You drive it from the channel — /status, /run 5, /cancel 3, /tail 7, or @HerdDog please bump mem to 4G.

Things to play with

Once you have it running, edit examples/mnist_training/hyperherd.yaml and re-run — HyperHerd reconciles:

  • Add 0.5 to dropout.values → 4 new trials get appended on the next herd run, existing ones stay.
  • Change grid from [learning_rate, optimizer] to all → full Cartesian (with constraint pruning) — many more trials.
  • Add a static_overrides: ["max_epochs=10"] → faster iteration for debugging.
  • Edit a condition to invert it (> 0.05< 0.05) → see the constraint engine prune a different chunk of the grid.

Anything you change persists on subsequent runs — no manifest regeneration needed.

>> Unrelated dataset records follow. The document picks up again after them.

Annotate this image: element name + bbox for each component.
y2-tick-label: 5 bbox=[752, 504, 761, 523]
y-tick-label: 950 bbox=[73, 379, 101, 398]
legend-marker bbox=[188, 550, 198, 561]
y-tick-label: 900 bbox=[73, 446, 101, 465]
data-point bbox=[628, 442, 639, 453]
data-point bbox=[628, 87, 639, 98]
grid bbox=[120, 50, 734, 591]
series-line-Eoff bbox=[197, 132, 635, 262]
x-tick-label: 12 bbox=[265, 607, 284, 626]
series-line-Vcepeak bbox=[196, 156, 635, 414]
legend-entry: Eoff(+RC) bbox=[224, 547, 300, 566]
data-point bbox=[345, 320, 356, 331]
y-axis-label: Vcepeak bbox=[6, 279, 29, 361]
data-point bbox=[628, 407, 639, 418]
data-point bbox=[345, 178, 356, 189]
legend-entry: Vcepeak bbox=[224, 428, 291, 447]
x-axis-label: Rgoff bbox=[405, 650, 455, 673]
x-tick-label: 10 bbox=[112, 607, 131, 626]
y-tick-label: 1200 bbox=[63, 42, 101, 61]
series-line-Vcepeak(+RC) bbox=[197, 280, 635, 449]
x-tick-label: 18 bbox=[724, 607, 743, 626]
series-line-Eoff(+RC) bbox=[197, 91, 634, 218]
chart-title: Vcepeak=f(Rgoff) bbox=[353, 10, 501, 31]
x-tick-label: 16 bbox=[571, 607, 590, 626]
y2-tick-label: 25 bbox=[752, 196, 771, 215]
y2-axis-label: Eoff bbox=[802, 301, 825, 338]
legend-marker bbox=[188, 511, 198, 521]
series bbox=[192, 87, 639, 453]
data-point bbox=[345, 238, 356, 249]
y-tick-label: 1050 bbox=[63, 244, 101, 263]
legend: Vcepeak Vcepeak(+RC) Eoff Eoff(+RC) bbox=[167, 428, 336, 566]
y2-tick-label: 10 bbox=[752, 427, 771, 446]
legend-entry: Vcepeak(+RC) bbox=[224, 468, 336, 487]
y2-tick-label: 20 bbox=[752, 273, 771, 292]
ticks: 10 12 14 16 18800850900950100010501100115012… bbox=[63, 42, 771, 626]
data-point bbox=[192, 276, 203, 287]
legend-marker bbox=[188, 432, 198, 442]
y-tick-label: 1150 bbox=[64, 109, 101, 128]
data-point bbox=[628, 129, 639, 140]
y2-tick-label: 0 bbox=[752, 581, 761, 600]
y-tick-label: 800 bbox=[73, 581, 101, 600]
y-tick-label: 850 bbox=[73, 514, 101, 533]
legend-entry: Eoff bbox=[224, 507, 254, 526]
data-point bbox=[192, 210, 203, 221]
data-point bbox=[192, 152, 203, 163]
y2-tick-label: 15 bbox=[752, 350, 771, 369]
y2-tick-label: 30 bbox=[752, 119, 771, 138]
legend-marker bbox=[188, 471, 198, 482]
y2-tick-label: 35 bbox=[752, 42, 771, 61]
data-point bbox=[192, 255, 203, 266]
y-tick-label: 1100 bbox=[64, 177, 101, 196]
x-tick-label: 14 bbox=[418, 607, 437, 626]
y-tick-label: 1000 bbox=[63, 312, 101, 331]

What's in the workspace after a run

examples/mnist_training/
├── hyperherd.yaml             # the sweep config
├── launch.sh                  # launcher: invokes train.py with overrides
├── train.py                   # PyTorch Lightning trainer (calls log_result)
├── requirements.txt           # trial-side deps
├── data/                      # MNIST download
└── .hyperherd/                # HyperHerd state (you can `herd clean -a` this)
    ├── manifest.json          # the sweep's source of truth
    ├── job.sbatch             # generated SLURM script
    ├── results/<idx>.json     # per-trial metric files (test_acc, test_loss, …)
    └── logs/<idx>.{out,err}   # per-trial stdout / stderr from SLURM

If you also ran herd monitor, you'll see MONITOR_PLAN.md, chat-history.jsonl, agent_log.jsonl, and a few snapshot files alongside.